For the ACE audit manager, reading and generating digests on files is slowest part of auditing. In previous (1.6 and lower) versions of ACE digesting was done in a simple, read/update digest loop using Java's DigestInputStream. This appeared to work good enough, however I wanted to see what effect large blocks have on this model. When reading from remote resources, we up the block size from a standard 4-32k to 1MG.

Using that model, here's how performance looked for a variety of block sized, both aligned and unaligned. The following table compares both only reading and reading then updating. The test data ~16G of large (27MG) files on a SATA disk, running on a machine w/ 8G ram and an Intel Q9550 @2.83Ghz. The digest algorithm was SHA-256, using Sun's provider.

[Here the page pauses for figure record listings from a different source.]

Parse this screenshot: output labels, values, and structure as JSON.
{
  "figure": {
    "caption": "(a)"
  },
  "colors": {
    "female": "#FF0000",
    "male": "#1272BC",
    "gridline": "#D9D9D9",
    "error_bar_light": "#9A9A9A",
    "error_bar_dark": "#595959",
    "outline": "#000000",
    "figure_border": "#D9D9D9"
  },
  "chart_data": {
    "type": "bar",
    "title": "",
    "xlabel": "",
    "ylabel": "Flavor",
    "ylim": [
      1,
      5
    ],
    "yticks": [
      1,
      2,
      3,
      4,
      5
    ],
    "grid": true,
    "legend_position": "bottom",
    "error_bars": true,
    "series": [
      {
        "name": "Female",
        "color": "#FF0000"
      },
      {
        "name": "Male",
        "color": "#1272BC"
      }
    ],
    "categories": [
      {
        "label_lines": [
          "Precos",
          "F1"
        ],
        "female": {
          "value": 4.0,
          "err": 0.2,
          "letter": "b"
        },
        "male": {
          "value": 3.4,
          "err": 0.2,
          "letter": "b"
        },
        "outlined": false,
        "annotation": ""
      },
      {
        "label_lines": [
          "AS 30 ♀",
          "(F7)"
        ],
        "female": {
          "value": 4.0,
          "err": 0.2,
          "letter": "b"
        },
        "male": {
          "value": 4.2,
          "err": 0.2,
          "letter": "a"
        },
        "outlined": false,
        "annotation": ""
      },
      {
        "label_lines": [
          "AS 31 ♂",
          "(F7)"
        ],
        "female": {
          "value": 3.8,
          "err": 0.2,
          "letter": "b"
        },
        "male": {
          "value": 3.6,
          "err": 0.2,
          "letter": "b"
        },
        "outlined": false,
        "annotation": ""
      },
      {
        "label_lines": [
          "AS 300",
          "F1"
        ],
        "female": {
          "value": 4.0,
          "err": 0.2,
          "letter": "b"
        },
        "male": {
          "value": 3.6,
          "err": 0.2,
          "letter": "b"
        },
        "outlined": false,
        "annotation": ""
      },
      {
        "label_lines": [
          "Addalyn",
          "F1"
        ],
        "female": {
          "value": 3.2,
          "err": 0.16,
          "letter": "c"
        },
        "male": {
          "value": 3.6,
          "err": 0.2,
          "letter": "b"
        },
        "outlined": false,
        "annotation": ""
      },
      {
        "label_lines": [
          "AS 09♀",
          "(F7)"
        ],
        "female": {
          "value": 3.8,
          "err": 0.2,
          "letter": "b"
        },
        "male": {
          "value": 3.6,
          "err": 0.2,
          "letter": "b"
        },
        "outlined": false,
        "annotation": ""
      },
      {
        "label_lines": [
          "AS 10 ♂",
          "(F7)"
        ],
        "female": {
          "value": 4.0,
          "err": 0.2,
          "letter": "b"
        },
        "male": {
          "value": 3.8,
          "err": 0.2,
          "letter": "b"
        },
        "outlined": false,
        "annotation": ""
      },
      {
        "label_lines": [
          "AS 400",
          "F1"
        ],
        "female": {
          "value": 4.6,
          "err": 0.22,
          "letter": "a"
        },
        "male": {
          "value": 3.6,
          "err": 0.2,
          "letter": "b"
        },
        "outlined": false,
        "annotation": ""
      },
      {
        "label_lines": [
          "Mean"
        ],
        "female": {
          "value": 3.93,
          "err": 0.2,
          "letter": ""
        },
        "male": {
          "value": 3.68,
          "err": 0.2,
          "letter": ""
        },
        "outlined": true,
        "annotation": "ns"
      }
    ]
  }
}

Block sizereaddigest onlyread+digest
409696.5 MB/s69.6 MB/s 53.1 MB/s
819295.9 MB/s69.6 MB/s54.8 MB/s
1000094.6 MB/s 69.2 MB/s54.0 MB/s
104857697.8 MB/s72.1 MB/s34.3 MB/s

The interesting take-away is how much worse large block preforms when you follow the read then process model.

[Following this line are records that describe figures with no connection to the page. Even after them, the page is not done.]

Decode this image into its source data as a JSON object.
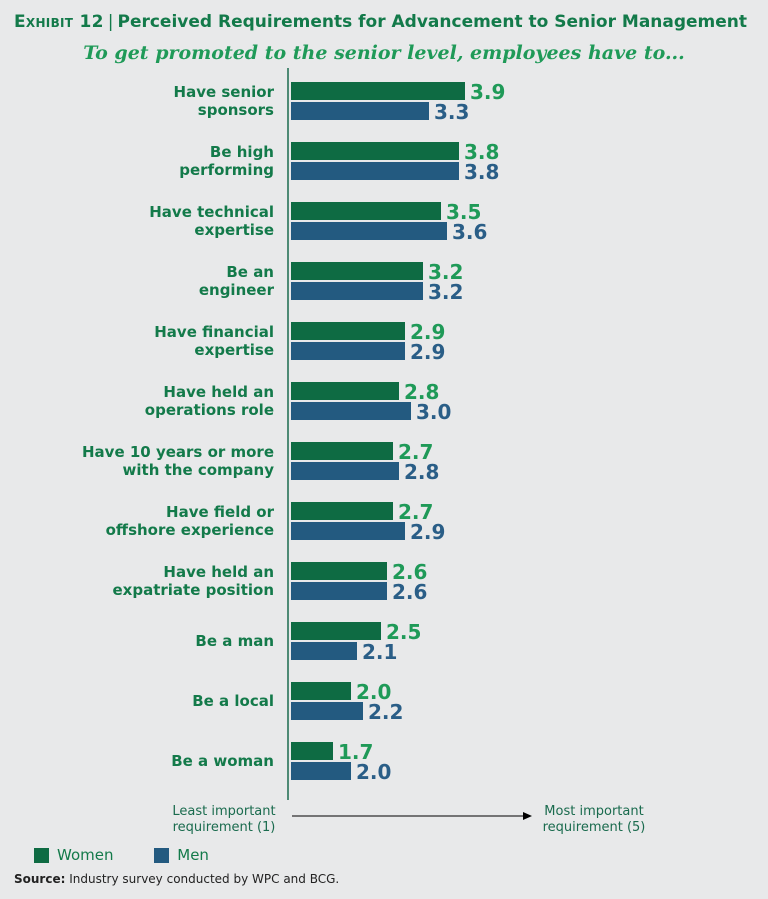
{
  "header": {
    "exhibit": "Exhibit 12",
    "separator": "|",
    "title": "Perceived Requirements for Advancement to Senior Management"
  },
  "subtitle": "To get promoted to the senior level, employees have to...",
  "chart_data": {
    "type": "bar",
    "orientation": "horizontal",
    "categories": [
      [
        "Have senior",
        "sponsors"
      ],
      [
        "Be high",
        "performing"
      ],
      [
        "Have technical",
        "expertise"
      ],
      [
        "Be an",
        "engineer"
      ],
      [
        "Have financial",
        "expertise"
      ],
      [
        "Have held an",
        "operations role"
      ],
      [
        "Have 10 years or more",
        "with the company"
      ],
      [
        "Have field or",
        "offshore experience"
      ],
      [
        "Have held an",
        "expatriate position"
      ],
      [
        "Be a man"
      ],
      [
        "Be a local"
      ],
      [
        "Be a woman"
      ]
    ],
    "series": [
      {
        "name": "Women",
        "color": "#0e6b43",
        "label_color": "#1f9a58",
        "values": [
          3.9,
          3.8,
          3.5,
          3.2,
          2.9,
          2.8,
          2.7,
          2.7,
          2.6,
          2.5,
          2.0,
          1.7
        ]
      },
      {
        "name": "Men",
        "color": "#235a80",
        "label_color": "#2a5e87",
        "values": [
          3.3,
          3.8,
          3.6,
          3.2,
          2.9,
          3.0,
          2.8,
          2.9,
          2.6,
          2.1,
          2.2,
          2.0
        ]
      }
    ],
    "xlim": [
      1,
      5
    ],
    "scale_labels": {
      "left": [
        "Least important",
        "requirement (1)"
      ],
      "right": [
        "Most important",
        "requirement (5)"
      ]
    }
  },
  "legend": {
    "women": "Women",
    "men": "Men"
  },
  "source": {
    "label": "Source:",
    "text": "Industry survey conducted by WPC and BCG."
  }
}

The next step is to change the model and split the digesting and reading into separate threads. The new model uses two threads and two queues. The two threads exchange a pre-allocated set of byte arrays using an empty-array queue and a filled-array queue. These queues were Java LinkedBlockingQueues.

Read Thread:
  1. Pop byte buffer from empty-array queue
  2. Read into the byte array.
  3. Push buffer into filled-array queue.

Digest Thread:
  1. Pop byte buffer from filled-array queue
  2. Update digest using byte array.
  3. Push buffer into empty-array queue.

On the following test runs, I used 5 byte buffers of the above sizes to see how performance would vary.
Block sizereaddigest onlyread+digest
409692.2 MB/s65.63 MB/s 54.7 MB/s
819292.4 MB/s67.5 MB/s57.0 MB/s
1000087.8 MS/s 68.0 MB/s57.2 MB/s
104857697.4 MB/s72.2 MB/s64.7 MB/s

Small block performance is pretty much unchanged, however on large block, large file there is a substantial speedup running at almost 90% of the possible digest speed vs 48% possible speed. The next version of ACE will switch to this method of data reading.